We once celebrated the birthdays of George Washington and Abraham Lincoln in February, until several national holidays were moved to Mondays so federal workers could get more three-day weekends. Then President Richard Nixon ordered that Washington’s birthday still be observed on his birthday. Fervor always cools and now most of the states observe something called “President’s Day” on the third Monday of the month, presumably even including Chester Alan Arthur and Rutherford B. Hayes.

The late Sen. Eugene McCarthy once asked whether as part of the generic holiday movement Congress should change December 7th from Pearl Harbor Day to “Ship Attack Day.” He thought the nation should honor giants of the past rather than lump Washington and Lincoln with Martin Van Buren and Franklin Pierce.
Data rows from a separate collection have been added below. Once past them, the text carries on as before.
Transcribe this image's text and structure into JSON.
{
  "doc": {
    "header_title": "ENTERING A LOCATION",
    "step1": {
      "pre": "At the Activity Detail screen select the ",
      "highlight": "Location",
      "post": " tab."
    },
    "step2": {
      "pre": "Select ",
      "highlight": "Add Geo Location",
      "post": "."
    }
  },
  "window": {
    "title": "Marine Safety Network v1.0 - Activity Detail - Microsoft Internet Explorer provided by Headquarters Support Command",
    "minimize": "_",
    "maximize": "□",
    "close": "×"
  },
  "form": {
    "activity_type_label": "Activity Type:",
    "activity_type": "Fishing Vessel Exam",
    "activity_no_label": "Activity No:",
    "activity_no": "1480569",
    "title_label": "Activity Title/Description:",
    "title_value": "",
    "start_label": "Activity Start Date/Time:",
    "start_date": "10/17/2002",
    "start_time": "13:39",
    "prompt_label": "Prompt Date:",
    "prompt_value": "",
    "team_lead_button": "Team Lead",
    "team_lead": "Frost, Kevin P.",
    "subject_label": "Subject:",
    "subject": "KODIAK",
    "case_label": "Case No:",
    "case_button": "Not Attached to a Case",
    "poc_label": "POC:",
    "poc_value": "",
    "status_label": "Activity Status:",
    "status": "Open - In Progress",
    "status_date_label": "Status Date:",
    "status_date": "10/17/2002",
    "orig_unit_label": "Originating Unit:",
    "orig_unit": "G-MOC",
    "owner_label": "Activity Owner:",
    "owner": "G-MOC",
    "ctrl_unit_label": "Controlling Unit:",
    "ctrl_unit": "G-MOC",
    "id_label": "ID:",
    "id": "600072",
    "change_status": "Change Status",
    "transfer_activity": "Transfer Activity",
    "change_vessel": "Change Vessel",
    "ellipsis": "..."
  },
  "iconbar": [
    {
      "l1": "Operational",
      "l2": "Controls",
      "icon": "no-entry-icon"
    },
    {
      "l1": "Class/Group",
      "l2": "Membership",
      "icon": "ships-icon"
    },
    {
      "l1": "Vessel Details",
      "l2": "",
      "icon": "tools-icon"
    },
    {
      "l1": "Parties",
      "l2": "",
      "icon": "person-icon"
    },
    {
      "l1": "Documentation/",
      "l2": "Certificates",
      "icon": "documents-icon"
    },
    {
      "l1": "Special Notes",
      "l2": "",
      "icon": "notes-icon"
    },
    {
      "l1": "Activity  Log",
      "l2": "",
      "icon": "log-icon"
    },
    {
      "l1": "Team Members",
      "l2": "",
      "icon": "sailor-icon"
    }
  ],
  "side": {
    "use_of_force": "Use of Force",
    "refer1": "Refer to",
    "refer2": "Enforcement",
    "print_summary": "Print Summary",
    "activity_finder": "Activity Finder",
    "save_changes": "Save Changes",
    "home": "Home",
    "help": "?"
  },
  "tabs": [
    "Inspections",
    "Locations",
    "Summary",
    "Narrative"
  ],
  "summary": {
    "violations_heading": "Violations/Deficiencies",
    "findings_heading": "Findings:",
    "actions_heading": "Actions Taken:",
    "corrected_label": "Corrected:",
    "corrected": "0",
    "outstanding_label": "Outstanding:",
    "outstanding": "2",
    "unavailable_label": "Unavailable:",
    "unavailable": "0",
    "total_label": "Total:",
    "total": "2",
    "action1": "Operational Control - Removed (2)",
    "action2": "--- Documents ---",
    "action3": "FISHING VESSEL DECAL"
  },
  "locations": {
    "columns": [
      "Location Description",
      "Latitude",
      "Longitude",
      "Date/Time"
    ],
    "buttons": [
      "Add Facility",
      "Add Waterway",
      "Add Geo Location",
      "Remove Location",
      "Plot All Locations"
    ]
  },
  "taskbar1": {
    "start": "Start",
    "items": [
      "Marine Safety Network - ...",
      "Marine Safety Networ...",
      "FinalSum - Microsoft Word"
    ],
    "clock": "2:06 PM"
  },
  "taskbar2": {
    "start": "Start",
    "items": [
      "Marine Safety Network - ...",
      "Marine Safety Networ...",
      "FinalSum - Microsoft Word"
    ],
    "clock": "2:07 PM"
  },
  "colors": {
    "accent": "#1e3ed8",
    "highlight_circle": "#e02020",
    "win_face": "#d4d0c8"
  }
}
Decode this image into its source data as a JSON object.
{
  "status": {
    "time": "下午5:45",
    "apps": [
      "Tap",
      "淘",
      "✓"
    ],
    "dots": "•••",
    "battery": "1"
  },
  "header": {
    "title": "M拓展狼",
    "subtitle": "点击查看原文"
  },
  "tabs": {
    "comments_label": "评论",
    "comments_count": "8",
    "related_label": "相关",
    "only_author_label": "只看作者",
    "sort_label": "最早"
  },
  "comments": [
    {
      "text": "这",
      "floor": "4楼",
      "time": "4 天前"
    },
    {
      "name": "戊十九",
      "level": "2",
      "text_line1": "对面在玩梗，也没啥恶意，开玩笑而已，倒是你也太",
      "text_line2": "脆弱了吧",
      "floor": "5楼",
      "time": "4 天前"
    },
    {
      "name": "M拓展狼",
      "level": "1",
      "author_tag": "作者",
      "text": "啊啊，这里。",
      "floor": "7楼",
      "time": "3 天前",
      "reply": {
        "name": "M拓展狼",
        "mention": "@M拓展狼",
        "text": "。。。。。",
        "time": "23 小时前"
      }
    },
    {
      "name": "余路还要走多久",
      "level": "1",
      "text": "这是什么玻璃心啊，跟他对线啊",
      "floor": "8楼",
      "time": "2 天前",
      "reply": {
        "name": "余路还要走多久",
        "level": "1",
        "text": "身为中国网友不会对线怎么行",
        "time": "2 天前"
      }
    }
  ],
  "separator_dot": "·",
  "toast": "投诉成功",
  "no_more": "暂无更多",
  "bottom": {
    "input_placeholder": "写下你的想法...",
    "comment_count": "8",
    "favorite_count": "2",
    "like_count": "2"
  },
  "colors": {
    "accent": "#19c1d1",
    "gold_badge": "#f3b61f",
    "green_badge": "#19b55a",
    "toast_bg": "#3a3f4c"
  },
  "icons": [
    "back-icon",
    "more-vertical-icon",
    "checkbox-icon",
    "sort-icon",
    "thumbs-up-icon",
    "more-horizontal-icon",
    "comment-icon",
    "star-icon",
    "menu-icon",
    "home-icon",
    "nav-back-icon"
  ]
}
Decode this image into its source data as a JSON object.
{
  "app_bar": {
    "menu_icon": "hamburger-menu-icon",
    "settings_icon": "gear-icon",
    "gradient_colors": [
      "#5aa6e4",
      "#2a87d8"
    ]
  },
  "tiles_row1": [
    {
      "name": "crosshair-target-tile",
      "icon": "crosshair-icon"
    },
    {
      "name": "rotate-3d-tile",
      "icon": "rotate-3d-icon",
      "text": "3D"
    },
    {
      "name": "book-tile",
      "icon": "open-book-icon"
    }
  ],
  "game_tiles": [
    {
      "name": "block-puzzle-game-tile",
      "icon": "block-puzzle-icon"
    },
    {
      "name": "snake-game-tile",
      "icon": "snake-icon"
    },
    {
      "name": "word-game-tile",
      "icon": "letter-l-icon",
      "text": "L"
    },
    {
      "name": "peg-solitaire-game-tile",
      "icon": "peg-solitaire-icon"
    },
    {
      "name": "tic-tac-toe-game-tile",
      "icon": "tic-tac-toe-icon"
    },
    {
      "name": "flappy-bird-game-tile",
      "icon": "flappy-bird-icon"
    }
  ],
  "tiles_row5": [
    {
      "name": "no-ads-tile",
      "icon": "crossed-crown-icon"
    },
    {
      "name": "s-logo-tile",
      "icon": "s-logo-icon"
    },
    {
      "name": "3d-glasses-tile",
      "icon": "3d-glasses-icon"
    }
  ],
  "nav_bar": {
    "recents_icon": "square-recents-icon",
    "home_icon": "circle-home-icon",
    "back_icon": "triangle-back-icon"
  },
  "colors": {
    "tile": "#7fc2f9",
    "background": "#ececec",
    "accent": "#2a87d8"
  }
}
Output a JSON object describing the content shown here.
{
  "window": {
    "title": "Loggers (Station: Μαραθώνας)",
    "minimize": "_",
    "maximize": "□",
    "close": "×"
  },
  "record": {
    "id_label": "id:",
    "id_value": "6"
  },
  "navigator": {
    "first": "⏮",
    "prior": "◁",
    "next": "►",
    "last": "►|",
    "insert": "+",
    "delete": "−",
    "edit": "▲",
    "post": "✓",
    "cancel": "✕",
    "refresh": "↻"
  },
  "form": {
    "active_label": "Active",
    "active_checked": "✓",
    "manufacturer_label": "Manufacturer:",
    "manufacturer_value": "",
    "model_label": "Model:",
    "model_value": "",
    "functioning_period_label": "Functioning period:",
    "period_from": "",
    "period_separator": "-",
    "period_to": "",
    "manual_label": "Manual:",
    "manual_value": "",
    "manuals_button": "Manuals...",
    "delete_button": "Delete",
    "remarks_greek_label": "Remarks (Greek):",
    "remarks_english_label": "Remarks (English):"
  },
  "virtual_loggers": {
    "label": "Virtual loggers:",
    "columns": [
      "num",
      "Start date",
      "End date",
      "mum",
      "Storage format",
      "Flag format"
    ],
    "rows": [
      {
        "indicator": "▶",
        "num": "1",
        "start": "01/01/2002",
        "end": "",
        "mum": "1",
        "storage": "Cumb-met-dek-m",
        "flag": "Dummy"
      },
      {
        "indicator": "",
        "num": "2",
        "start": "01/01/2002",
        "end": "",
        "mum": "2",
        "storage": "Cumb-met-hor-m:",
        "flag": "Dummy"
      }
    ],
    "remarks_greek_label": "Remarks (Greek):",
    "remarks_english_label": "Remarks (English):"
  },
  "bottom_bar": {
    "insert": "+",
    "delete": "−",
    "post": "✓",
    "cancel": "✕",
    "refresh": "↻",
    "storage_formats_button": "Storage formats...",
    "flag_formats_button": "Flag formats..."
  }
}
The senator had a point. History is important. A nation honors its founders and heroes for a reason. Succeeding generations must know that the nation they inherit was built on the intellect, courage and hard work of those who came before, because they may be called on to make their own sacrifices to pass on to those who follow. It was Ronald Reagan, who was born on this day in 1911, who rightly observed that “freedom is never more than one generation away from extinction.” An understanding of the struggle that birthed a free nation is essential to appreciating and preserving an inheritance. A mule has neither pride of ancestry nor hope of posterity, but ours must not be a nation of mules.

We celebrate our past to understand ourselves. We are what we are because of men like Washington, Lincoln and Ronald Reagan. Washington delivered us from despotism, Lincoln held us together and extended the promise of freedom to all and Ronald Reagan taught that the values and faith that inspired the founders are as relevant today as when the nation was founded.

Americans visit Mount Vernon, Lincoln’s home in Springfield and the Reagan ranch near Santa Barbara to appreciate giants. Lincoln and Reagan in particular were ordinary men who accomplished extraordinary things. No one described them as part of the nation’s elite. They were men of the Middle West who were neither educated at an elite university nor possessed great wealth, but today both are counted among the presidential elite.

Americans get a sense of them not by visiting the monuments or the libraries dedicated to their presidencies, but by visiting the modest home where Lincoln lived and the ranch to which Reagan repaired as actor, governor, president and citizen to think about the challenges he faced. The Gipper loved his modest ranch, “Ranch del Cielo,” in the California mountains. It was there he signed the tax reform legislation that ignited an economic boom, and where he received Margaret Thatcher, his partner in the struggle against Soviet communism. The ranch was his Western White House, but it was more than that, and today visitors are better able to understand the man who defeated the Soviet Empire, revitalized the American economy and preached that a free society and a limited government unleashes the creativity that creates unimaginable wealth.

It would please Mr. Reagan that his spiritual home has been restored and maintained not by the federal government or with dollars and cents extracted from hard working taxpayers, but by a private organization, the Young America’s Foundation, and by voluntary contributions. That’s the fitting way to remember the giant on his birthday.